En entrevista realizada por varios representantes de medios de comunicación, tanto del estado de Puebla como del Distrito Federal, Froylán Yescas, señaló que el grupo Flor y Canto, no es una organización improvisada, ni arribista, porque desde hace más de tres años, que nació, se llevan a cabo asambleas ciudadanas en el Ángel de la Independencia de la Ciudad Capital, domingo a domingo.

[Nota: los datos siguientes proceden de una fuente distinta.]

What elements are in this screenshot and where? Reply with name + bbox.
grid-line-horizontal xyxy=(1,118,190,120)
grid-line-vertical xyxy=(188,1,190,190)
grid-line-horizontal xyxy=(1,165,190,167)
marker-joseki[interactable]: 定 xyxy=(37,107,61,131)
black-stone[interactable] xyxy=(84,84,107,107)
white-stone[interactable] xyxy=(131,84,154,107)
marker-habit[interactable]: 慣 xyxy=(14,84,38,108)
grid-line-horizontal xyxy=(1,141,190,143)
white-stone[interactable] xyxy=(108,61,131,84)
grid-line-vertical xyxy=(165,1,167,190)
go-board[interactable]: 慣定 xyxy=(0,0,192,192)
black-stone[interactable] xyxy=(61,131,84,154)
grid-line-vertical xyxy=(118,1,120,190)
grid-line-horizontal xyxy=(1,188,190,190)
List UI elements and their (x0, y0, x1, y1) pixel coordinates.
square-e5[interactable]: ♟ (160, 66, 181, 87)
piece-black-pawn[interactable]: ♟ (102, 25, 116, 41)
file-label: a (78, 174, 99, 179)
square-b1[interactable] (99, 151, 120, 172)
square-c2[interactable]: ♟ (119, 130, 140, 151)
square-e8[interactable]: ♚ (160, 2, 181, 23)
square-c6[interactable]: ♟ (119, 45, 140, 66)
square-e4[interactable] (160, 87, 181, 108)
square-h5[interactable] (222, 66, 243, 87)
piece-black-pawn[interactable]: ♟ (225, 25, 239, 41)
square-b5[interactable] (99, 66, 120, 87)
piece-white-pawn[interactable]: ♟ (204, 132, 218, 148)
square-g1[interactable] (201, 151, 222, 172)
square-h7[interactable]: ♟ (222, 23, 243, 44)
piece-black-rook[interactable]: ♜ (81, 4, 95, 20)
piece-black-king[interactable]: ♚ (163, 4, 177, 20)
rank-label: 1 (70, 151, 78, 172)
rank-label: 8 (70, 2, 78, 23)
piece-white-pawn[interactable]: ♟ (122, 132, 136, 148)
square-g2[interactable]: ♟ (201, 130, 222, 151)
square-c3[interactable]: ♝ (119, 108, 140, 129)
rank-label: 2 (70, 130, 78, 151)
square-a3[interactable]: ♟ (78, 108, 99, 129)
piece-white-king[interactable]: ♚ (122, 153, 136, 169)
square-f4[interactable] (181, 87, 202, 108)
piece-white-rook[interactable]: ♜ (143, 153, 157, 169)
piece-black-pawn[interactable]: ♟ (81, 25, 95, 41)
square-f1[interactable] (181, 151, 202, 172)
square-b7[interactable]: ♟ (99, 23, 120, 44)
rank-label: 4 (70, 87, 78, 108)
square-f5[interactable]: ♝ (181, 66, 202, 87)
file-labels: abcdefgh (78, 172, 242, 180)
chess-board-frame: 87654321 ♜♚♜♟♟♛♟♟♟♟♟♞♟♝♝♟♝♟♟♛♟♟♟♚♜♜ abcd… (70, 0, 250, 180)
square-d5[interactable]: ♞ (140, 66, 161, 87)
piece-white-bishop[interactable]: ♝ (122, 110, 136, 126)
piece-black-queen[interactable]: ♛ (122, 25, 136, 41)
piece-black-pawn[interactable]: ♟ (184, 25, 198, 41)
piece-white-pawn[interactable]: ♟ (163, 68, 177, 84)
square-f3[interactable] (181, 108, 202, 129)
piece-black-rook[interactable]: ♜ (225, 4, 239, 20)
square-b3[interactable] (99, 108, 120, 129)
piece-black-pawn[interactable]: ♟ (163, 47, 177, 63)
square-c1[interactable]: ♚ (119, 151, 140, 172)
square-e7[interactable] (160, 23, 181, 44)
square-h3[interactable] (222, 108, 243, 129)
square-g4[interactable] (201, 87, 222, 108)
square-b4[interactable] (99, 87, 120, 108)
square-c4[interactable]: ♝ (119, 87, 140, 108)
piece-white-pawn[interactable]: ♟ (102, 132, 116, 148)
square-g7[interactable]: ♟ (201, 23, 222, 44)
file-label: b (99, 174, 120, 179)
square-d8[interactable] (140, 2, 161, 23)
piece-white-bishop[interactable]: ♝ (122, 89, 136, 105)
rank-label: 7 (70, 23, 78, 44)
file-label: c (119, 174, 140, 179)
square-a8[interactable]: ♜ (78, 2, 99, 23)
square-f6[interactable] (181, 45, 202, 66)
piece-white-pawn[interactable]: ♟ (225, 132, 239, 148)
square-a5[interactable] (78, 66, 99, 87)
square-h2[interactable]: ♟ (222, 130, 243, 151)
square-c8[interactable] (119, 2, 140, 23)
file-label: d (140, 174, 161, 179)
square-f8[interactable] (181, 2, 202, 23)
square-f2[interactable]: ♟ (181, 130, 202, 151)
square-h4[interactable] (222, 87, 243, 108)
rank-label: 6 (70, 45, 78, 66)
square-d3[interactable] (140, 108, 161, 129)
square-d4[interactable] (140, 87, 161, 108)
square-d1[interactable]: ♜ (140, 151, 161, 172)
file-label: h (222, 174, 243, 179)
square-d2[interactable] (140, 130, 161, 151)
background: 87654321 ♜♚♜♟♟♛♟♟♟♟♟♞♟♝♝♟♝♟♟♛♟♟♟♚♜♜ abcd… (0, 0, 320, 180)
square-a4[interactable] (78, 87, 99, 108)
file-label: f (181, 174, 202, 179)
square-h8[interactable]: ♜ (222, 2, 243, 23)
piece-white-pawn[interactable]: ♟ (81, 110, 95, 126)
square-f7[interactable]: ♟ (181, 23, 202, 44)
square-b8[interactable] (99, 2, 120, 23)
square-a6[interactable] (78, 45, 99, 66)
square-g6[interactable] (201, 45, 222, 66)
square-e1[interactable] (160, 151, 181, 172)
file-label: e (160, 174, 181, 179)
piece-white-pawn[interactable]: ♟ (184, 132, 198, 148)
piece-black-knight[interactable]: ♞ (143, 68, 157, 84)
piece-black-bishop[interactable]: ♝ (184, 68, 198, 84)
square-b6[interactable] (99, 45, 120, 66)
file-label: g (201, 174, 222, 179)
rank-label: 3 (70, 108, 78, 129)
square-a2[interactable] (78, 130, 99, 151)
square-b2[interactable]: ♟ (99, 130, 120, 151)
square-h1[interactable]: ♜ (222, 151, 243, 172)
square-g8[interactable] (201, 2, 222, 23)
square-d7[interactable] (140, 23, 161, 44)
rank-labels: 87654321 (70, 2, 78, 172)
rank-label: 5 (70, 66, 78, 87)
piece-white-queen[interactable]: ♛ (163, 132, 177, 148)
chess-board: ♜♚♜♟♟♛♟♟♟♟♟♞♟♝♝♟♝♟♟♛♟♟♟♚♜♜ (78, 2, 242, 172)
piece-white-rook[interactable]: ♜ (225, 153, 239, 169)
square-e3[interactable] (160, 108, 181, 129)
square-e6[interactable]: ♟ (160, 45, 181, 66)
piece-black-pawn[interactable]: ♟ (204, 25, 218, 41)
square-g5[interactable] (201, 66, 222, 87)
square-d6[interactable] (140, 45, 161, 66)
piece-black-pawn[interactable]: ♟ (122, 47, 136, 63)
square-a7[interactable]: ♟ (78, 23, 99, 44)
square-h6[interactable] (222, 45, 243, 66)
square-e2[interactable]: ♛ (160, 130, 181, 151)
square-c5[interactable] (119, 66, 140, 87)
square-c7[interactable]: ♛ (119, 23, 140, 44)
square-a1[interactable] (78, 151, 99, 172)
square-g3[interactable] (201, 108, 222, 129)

En las citadas reuniones de Flor y Canto, se plantean problemas sociales, que son atendidos por funcionarios del gobierno y legisladores, tanto locales como federales. Uno de los planteamientos que han sido recibidos con beneplácito por parte de los integrantes de Flor y Canto, es la participación en el IV Movimiento de Liberación de nuestra Patria.
El próximo domingo 28 de octubre haremos un homenaje a los hermanos Serdán, precursores de la Revolución de 1910, en la propia casa donde cayeron en combate, en la Ciudad de Puebla, Puebla. Luego iniciaremos la Marcha por la Revolución de las Conciencias de regreso al Distrito Federal caminando y realizando mítines y actos en las poblaciones cercanas a la carretera; vamos a repartir miles de volantes invitando a la gente a asistir al zócalo capitalino a la Tercera Asamblea de la Convención Nacional Democrática. Vamos a platicar con los más pobres y olvidados, con los que nunca reciben invitaciones personales; la Marcha es un llamado a participar en esta Revolución que es civil y pacífica, que apela al cambio de las conciencias. Vamos a caminar durante dos semanas y paso a paso aportaremos nuestro esfuerzo para construir la Nueva República, como lo hacen millones de mexicanos en todo nuestro país.
¿Por qué una acción de esta naturaleza? porque queremos hacer hincapié en la importancia que tiene la presencia de todos los ciudadanos libres y concientes, en el 1erInforme de Gobierno del Presidente Legítimo de México, Andrés Manuel López Obrador, el próximo 18 de noviembre en el Zócalo de la Ciudad de México. Todos aquellos que tengan los recursos y puedan venir en autobús ó en avión bienvenidos, si se pueden organizar y rentar un vehículo mucho mejor, pero si no hay recursos, aunque sea vengan caminando, pero vengan. Más que nunca el movimiento y nuestro país requieren de su presencia.